Competition in Kenya’s telecom market is set to become dramatic for observers and investment analysts following plans by Equity Group Holding to push Equitel, its telecom business, to cut a bigger pie of voice, data and text market.
Yesterday, Jack Ngare who is the managing director for Finserve, the Equity Group’s subsidiary that runs the Equitel brand announced that the telco will be pushed very hard in the market.
“I can tell you that we will push the telco business very hard this year. We will push because we have seen that this country has become a grave yard of telco businesses that came here and died. We are convinced that Equitel has the scope and the methods to succeed where others have failed,” said Ngare.
He was speaking when the banking group announced financial results for 2016.
Ngare’s announcement is significant given what Equitel has achieved achievement in the last 15 months of its existence.
Equitel now controls 20.3 percent market share in mobile money transfer business against Safaricom’s market share which has dropped to 78.7 percent.

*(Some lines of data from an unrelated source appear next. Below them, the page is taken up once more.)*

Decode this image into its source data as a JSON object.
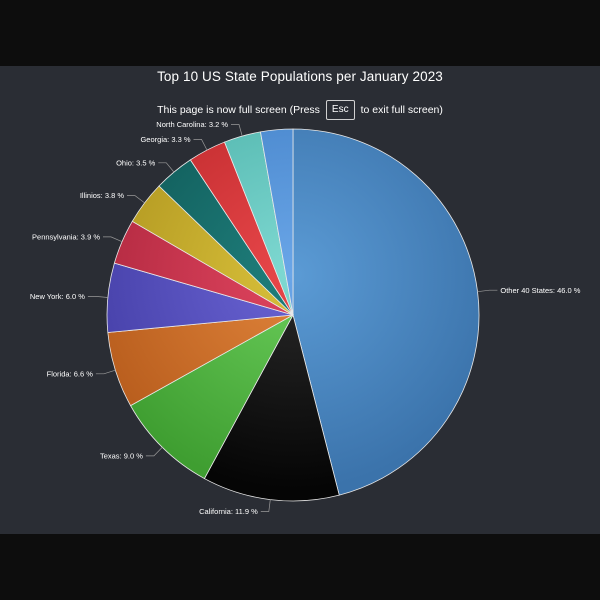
{
  "chart_data": {
    "type": "pie",
    "title": "Top 10 US State Populations per January 2023",
    "slices": [
      {
        "label": "Other 40 States",
        "value": 46.0,
        "label_text": "Other 40 States: 46.0 %",
        "color": "#5b9bd5",
        "color_dark": "#3b73ab"
      },
      {
        "label": "California",
        "value": 11.9,
        "label_text": "California: 11.9 %",
        "color": "#2a2a2a",
        "color_dark": "#050505"
      },
      {
        "label": "Texas",
        "value": 9.0,
        "label_text": "Texas: 9.0 %",
        "color": "#6acd5a",
        "color_dark": "#3f9e31"
      },
      {
        "label": "Florida",
        "value": 6.6,
        "label_text": "Florida: 6.6 %",
        "color": "#e0843b",
        "color_dark": "#b85d1d"
      },
      {
        "label": "New York",
        "value": 6.0,
        "label_text": "New York: 6.0 %",
        "color": "#6a64d4",
        "color_dark": "#4640a8"
      },
      {
        "label": "Pennsylvania",
        "value": 3.9,
        "label_text": "Pennsylvania: 3.9 %",
        "color": "#e0455f",
        "color_dark": "#b0283f"
      },
      {
        "label": "Illinios",
        "value": 3.8,
        "label_text": "Illinios: 3.8 %",
        "color": "#d8c03a",
        "color_dark": "#b09620"
      },
      {
        "label": "Ohio",
        "value": 3.5,
        "label_text": "Ohio: 3.5 %",
        "color": "#1f7f7c",
        "color_dark": "#105a58"
      },
      {
        "label": "Georgia",
        "value": 3.3,
        "label_text": "Georgia: 3.3 %",
        "color": "#e8474a",
        "color_dark": "#bf2a2d"
      },
      {
        "label": "North Carolina",
        "value": 3.2,
        "label_text": "North Carolina: 3.2 %",
        "color": "#7fd9d2",
        "color_dark": "#4fb3ab"
      },
      {
        "label": "",
        "value": 2.8,
        "label_text": "",
        "color": "#6aa6e8",
        "color_dark": "#4482c8"
      }
    ]
  },
  "fullscreen_notice": {
    "prefix": "This page is now full screen (Press",
    "key": "Esc",
    "suffix": "to exit full screen)"
  }
}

According to results presented to Equity Group’s shareholders earlier today, Equitel’s transactions increased to 227 million transactions in 2016 from 94 million in 2015 while value of the transactions increased to Sh364.4 billion from Sh98 billion.
Currently, Equitel has 2.7 million subscribers of whom 2.48 million have linked the sim cards to their Equity Bank accounts. Equitel has disbursed over 5 million loans in the year with a value of Sh38 billion.
Since inception in the 3rd quarter of 2015, Equitel has been sold as a financial service whose voice, data and text only served as value-added services. But the announcement today may mean the bank may have found the keys to upsetting the equation in the telecom market which has eluded seven other telcos.
As he spoke today Ngare alluded to the many telcos that have entered the Kenyan market but found competition from Kenya’s biggest telco, Safaricom too stiff and to some extent even unfair.
Already, there have been widespread fears that Bharti Airtel which operates Aitel Kenya, Safaricom’s main competitor, is set to exit the Kenyan market citing strong arm tactics the dominant player uses to bully other players out of the market. France Telecom which operates the Orange brand at Telkom Kenya is also seeking a way of Kenya over similar reasons.
Other firms that have exited Kenya are Vivendi, Celtel, Zain and Essar Telecom (which operated the Yu brand).
It will be interesting to watch the strategies that Equitel will employ to capture a respectable voice, text and data market share which are now in Safaricom’s vice tight grip.